Directed by Victoria Linares Villegas, the film blurred the boundaries of storytelling in its radical pursuit of the truth behind the limitations of film.
Casting director and lead Camila Santana told the audience at the end of the 4:30 p.m. showing of “Ramona” at Ragtag Cinema that this film is the only way the story of Ramona should have happened.
What was once a fictional film about a pregnant girl running away from home to become an actress shifts into an examination of the lives of the girls that director Victoria Linares Villegas and Santana interviewed in preparation for the film.
“Ramona” begins with a sequence of long shots — sounds of a set being constructed overlaid on the bright pastels of a dressing room. Santana, the actress cast to play Ramona, expresses her desire to talk with teenage girls who are actually experiencing pregnancy, wanting her character to portray reality. Villegas, the actual and canonical director, agrees, and they set off to find interviewees.
From then on, the audience meets several pregnant girls who live in the Dominican Republic, an area where 20.5% of women between 15-19 years have experienced teen pregnancy. The audience quickly learns why teen pregnancy is prominent after meeting the girls — men often lure girls with alcohol and drugs, have sex with them and are never seen again. This problem can be inescapable, and the girls are given no other option but to go through with their pregnancy.
Most of the interviewees acknowledged that they did not feel like a mother. Some admitted they still played with their toys from childhood. One interviewee said, “Soy una niña con un niño,” or “I’m a child with a child.” Through the process of not only interviewing but spending time with some of these girls, Santana, an outsider, questions her role as Ramona and whether or not she fits into the story.
A scene of Santana practicing lines in the mirror with the prosthetic belly captures the existential dread she feels. Santana begins to realize there is only so much she can pretend to experience and only so much an actress can convey.
“Ramona” presents complex questions regarding the culture and attitudes surrounding pregnant girls in the Dominican Republic. Still, it shares joyful moments of the girls spending time with one another, discussing their struggles, celebrating a birthday and going for a swim in a river nearby. The film ends with a sequence of the original plot of “Ramona,” but Santana is nowhere in the scene — the interviewed girls play Ramona instead, with cuts that include each girl acting out a scene. Villegas said this was not a film just about the struggles of teen pregnancy — it was about the small joys of girlhood and connection.

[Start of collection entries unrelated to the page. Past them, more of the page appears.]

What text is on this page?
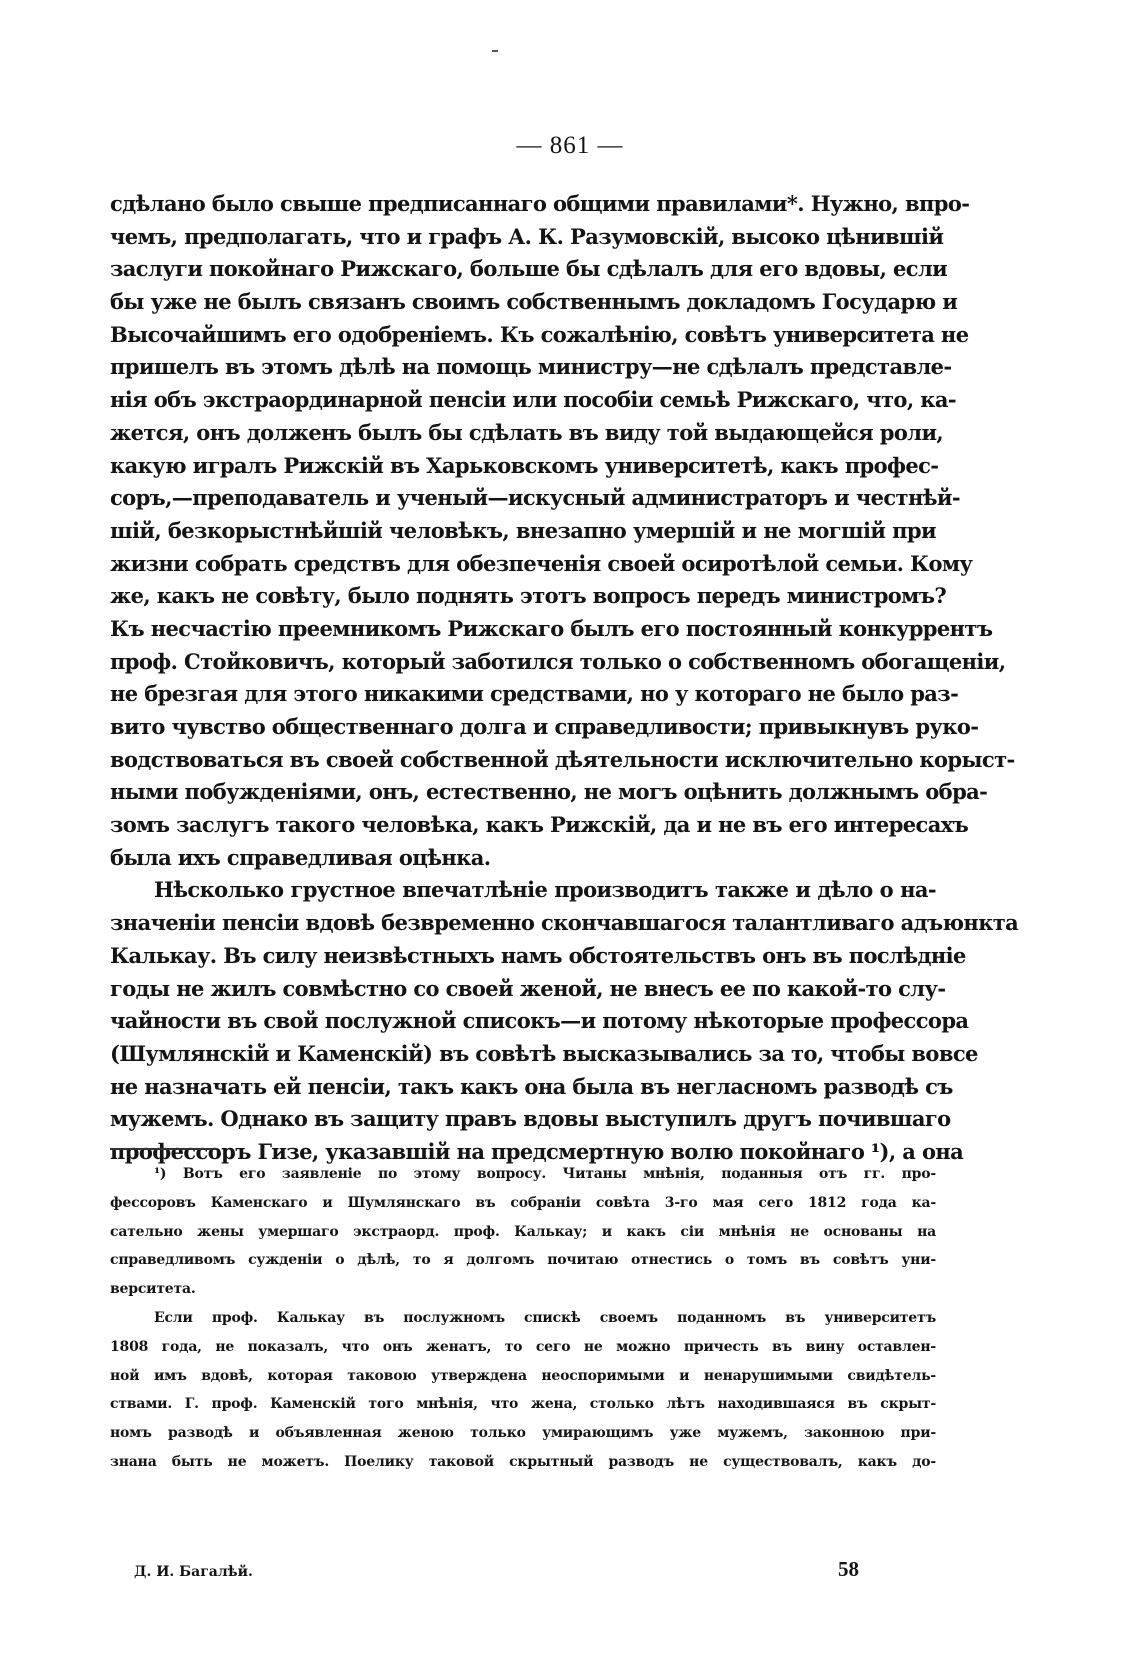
— 861 —
сдѣлано было свыше предписаннаго общими правилами*. Нужно, впро-
чемъ, предполагать, что и графъ А. К. Разумовскій, высоко цѣнившій
заслуги покойнаго Рижскаго, больше бы сдѣлалъ для его вдовы, если
бы уже не былъ связанъ своимъ собственнымъ докладомъ Государю и
Высочайшимъ его одобреніемъ. Къ сожалѣнію, совѣтъ университета не
пришелъ въ этомъ дѣлѣ на помощь министру—не сдѣлалъ представле-
нія объ экстраординарной пенсіи или пособіи семьѣ Рижскаго, что, ка-
жется, онъ долженъ былъ бы сдѣлать въ виду той выдающейся роли,
какую игралъ Рижскій въ Харьковскомъ университетѣ, какъ профес-
соръ,—преподаватель и ученый—искусный администраторъ и честнѣй-
шій, безкорыстнѣйшій человѣкъ, внезапно умершій и не могшій при
жизни собрать средствъ для обезпеченія своей осиротѣлой семьи. Кому
же, какъ не совѣту, было поднять этотъ вопросъ передъ министромъ?
Къ несчастію преемникомъ Рижскаго былъ его постоянный конкуррентъ
проф. Стойковичъ, который заботился только о собственномъ обогащеніи,
не брезгая для этого никакими средствами, но у котораго не было раз-
вито чувство общественнаго долга и справедливости; привыкнувъ руко-
водствоваться въ своей собственной дѣятельности исключительно корыст-
ными побужденіями, онъ, естественно, не могъ оцѣнить должнымъ обра-
зомъ заслугъ такого человѣка, какъ Рижскій, да и не въ его интересахъ
была ихъ справедливая оцѣнка.
Нѣсколько грустное впечатлѣніе производитъ также и дѣло о на-
значеніи пенсіи вдовѣ безвременно скончавшагося талантливаго адъюнкта
Калькау. Въ силу неизвѣстныхъ намъ обстоятельствъ онъ въ послѣдніе
годы не жилъ совмѣстно со своей женой, не внесъ ее по какой-то слу-
чайности въ свой послужной списокъ—и потому нѣкоторые профессора
(Шумлянскій и Каменскій) въ совѣтѣ высказывались за то, чтобы вовсе
не назначать ей пенсіи, такъ какъ она была въ негласномъ разводѣ съ
мужемъ. Однако въ защиту правъ вдовы выступилъ другъ почившаго
профессоръ Гизе, указавшій на предсмертную волю покойнаго ¹), а она
¹) Вотъ его заявленіе по этому вопросу. Читаны мнѣнія, поданныя отъ гг. про-
фессоровъ Каменскаго и Шумлянскаго въ собраніи совѣта 3-го мая сего 1812 года ка-
сательно жены умершаго экстраорд. проф. Калькау; и какъ сіи мнѣнія не основаны на
справедливомъ сужденіи о дѣлѣ, то я долгомъ почитаю отнестись о томъ въ совѣтъ уни-
верситета.
Если проф. Калькау въ послужномъ спискѣ своемъ поданномъ въ университетъ
1808 года, не показалъ, что онъ женатъ, то сего не можно причесть въ вину оставлен-
ной имъ вдовѣ, которая таковою утверждена неоспоримыми и ненарушимыми свидѣтель-
ствами. Г. проф. Каменскій того мнѣнія, что жена, столько лѣтъ находившаяся въ скрыт-
номъ разводѣ и объявленная женою только умирающимъ уже мужемъ, законною при-
знана быть не можетъ. Поелику таковой скрытный разводъ не существовалъ, какъ до-
Д. И. Багалѣй.	58
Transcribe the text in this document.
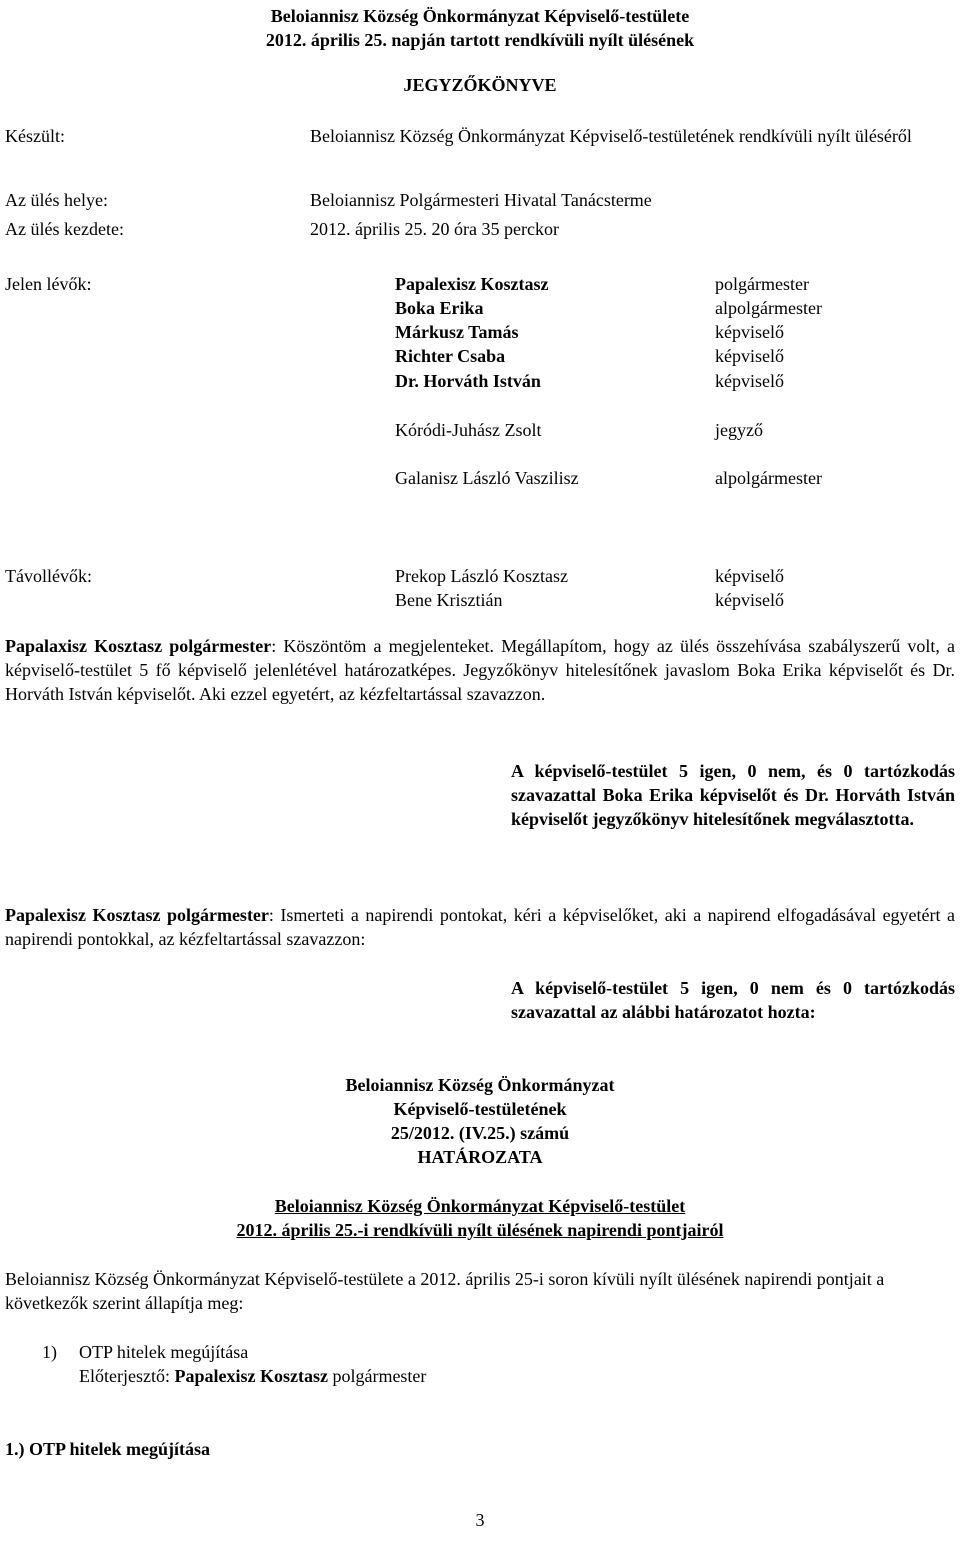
Beloiannisz Község Önkormányzat Képviselő-testülete
2012. április 25. napján tartott rendkívüli nyílt ülésének
JEGYZŐKÖNYVE
Készült:	Beloiannisz Község Önkormányzat Képviselő-testületének rendkívüli nyílt üléséről
Az ülés helye:	Beloiannisz Polgármesteri Hivatal Tanácsterme
Az ülés kezdete:	2012. április 25. 20 óra 35 perckor
Jelen lévők:	Papalexisz Kosztasz	polgármester
Boka Erika	alpolgármester
Márkusz Tamás	képviselő
Richter Csaba	képviselő
Dr. Horváth István	képviselő
Kóródi-Juhász Zsolt	jegyző
Galanisz László Vaszilisz	alpolgármester
Távollévők:	Prekop László Kosztasz	képviselő
Bene Krisztián	képviselő
Papalaxisz Kosztasz polgármester: Köszöntöm a megjelenteket. Megállapítom, hogy az ülés összehívása szabályszerű volt, a képviselő-testület 5 fő képviselő jelenlétével határozatképes. Jegyzőkönyv hitelesítőnek javaslom Boka Erika képviselőt és Dr. Horváth István képviselőt. Aki ezzel egyetért, az kézfeltartással szavazzon.
A képviselő-testület 5 igen, 0 nem, és 0 tartózkodás szavazattal Boka Erika képviselőt és Dr. Horváth István képviselőt jegyzőkönyv hitelesítőnek megválasztotta.
Papalexisz Kosztasz polgármester: Ismerteti a napirendi pontokat, kéri a képviselőket, aki a napirend elfogadásával egyetért a napirendi pontokkal, az kézfeltartással szavazzon:
A képviselő-testület 5 igen, 0 nem és 0 tartózkodás szavazattal az alábbi határozatot hozta:
Beloiannisz Község Önkormányzat
Képviselő-testületének
25/2012. (IV.25.) számú
HATÁROZATA
Beloiannisz Község Önkormányzat Képviselő-testület
2012. április 25.-i rendkívüli nyílt ülésének napirendi pontjairól
Beloiannisz Község Önkormányzat Képviselő-testülete a 2012. április 25-i soron kívüli nyílt ülésének napirendi pontjait a következők szerint állapítja meg:
1) OTP hitelek megújítása
Előterjesztő: Papalexisz Kosztasz polgármester
1.) OTP hitelek megújítása
3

What starts as a narrative of isolation evolves into a story about female connection and how a community can rally strength for those who experience adversity.
“Ramona” explores the harsh, complex perspective of being a child with a child. It triumphantly conveys the reality of the pressures of motherhood at the vulnerable stage of adolescence with the beauty of female friendship, successfully “merging the hopes and the dreams of the girls interviewed,” as Vigellas said.
Villegas told a unique story of girlhood in the Dominican Republic by blending nonfiction with fiction, and she executes it beautifully, showing that even in the darkest of times, women can find solace in one another.